Naruto rasa ia tak perlu lagi mengajari terlalu detail pada murid-muridnya yang sekarang sudah di tingkat 3. Mereka pasti sudah cukup banyak belajar saat kelas 1 dan kelas 2. Semua anak muridnya membagi kelompok sesuai jenis kelamin masing-masing. Sedangkan Naruto sekarang sibuk dengan dua kertas nilai yang harus ia teliti ulang sebelum meng-inputnya kedalam kolom nilai. Memegang dua pelajaran itu cukup rumit walaupun hanya empat kelas yang ia tangani.

BUK!

Bunyi keras itu membuat Naruto yang sedang serius mencermati angka-angka mengangkat kepalanya. Di ujung lapangan basket, siswi gempal itu tergeletak. Sepertinya pingsan.

"Ya ampun, Nayami! Dia pingsan! Siapa yang kuat menggendongnya ke UKS?!"

Naruto berlari menghampiri muridnya yang sedang di kerubuni murid lainnya. Selama pelajaran berlangsung semua murid di lapangan adalah tanggung jawabnya. Bisa-bisa masa percobaan Naruto ditambah gara-gara tidak becus. Tidak, Naruto ingin segera kembali ke Hokkaido.

"Minggir! Jangan di kerubuni, beri dia udara!" ujar Naruto tegas. Lalu otaknya berpikir cepat dan matanya melirik beberapa siswa yang bisa membantu membawa tubuh besar gadis itu. Walaupun tubuhnya kekar tetap saja ia tidak akan kuat. "Kau Himaru dan Zakaki, bantu sensei menggondongnya ke UKS!"
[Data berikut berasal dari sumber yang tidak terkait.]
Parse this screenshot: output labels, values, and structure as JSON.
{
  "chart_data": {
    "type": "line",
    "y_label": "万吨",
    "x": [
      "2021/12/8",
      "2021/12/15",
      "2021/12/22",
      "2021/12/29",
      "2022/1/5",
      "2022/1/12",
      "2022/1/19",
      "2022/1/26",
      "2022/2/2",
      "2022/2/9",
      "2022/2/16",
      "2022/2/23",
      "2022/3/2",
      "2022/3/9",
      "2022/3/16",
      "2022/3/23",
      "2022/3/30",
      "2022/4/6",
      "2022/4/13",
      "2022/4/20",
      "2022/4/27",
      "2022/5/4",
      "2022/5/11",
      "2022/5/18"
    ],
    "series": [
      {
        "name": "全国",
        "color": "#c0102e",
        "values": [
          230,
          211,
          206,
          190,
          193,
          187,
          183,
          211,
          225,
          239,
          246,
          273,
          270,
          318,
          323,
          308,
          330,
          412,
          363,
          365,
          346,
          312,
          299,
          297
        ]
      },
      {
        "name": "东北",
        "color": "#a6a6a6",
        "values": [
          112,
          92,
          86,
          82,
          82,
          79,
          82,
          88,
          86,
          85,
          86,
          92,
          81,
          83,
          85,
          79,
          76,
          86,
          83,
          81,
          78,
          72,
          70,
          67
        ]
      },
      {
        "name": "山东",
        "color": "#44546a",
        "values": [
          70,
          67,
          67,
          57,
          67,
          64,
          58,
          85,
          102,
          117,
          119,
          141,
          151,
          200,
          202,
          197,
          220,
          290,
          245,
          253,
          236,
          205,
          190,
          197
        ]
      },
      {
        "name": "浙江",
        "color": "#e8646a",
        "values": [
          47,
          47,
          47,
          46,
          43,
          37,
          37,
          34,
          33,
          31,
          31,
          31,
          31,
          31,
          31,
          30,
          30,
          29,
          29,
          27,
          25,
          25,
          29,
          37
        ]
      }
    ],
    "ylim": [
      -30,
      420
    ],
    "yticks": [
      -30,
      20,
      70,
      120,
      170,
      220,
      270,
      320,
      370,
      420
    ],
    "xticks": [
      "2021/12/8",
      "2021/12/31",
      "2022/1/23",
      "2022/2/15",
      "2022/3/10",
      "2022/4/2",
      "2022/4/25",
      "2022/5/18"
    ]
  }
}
Dua pemuda yang tadi di sebut Naruto menelan ludahnya sesaat lalu membantu sensei pirangnya itu.

.

.

.

"Darah rendahnya kambuh." Dokter cantik dengan tubuh mungil itu memasukkan kembali alat mendengar jantung di saku jas putihnya. Mata violetnya yang besar bergulir, memperhatikan guru muda itu mengangguk mengerti. "Sepertinya olahraga Namikaze-san cukup berat, ya?"

"Hm?" alis pirang Naruto terangkat. "Olahragaku berat?"

Hanya menyuruh pemanasan dengan lari tiga putaran lapangan kecil begitu dibilang berat? Bahkan Naruto berani bertaruh anak-anak perempuan hanya lari diputaran pertama dan seterusnya hanya mencoba berjalan cepat.

"Ini sudah pasienku yang ke enam saat jam pelajaran Namikaze-san."

Sudah sebanyak itu? Naruto tentu memiliki lebih banyak urusan daripada mengingat atau menghitung murid yang pingsan saat pelajarannya.

"Ya," respon Naruto seadanya. "Kalau begitu aku titip murid-keenamku-yang-pingsan-ini. Karena sekarang aku harus kembali mengajar."

Anggukan ringan diterima Naruto. Tidak menunggu waktu lama, tubuh Naruto berbalik dan melangkah keluar dengan mantap tanpa menoleh kebelakang. Melewati senyum perih yang diberikan dokter berambut indigo itu.

"Naruto-senpai…"

.

.

.

Naruto masih ingat bahwa dokter penjaga UKS itu adalah kouhai-nya. Saat Naruto sudah tingkat tiga di SMA, Hinata, nama kouhai-nya itu masih duduk dibangku kelas 1 SMP. Jika ditanya mengapa mereka bisa saling tahu, karena Yayasan Senju School itu bercampur dari tingkat dasar hingga menengah atas. Sedangkan untuk taman kanak-kanak memiliki gedung berbeda.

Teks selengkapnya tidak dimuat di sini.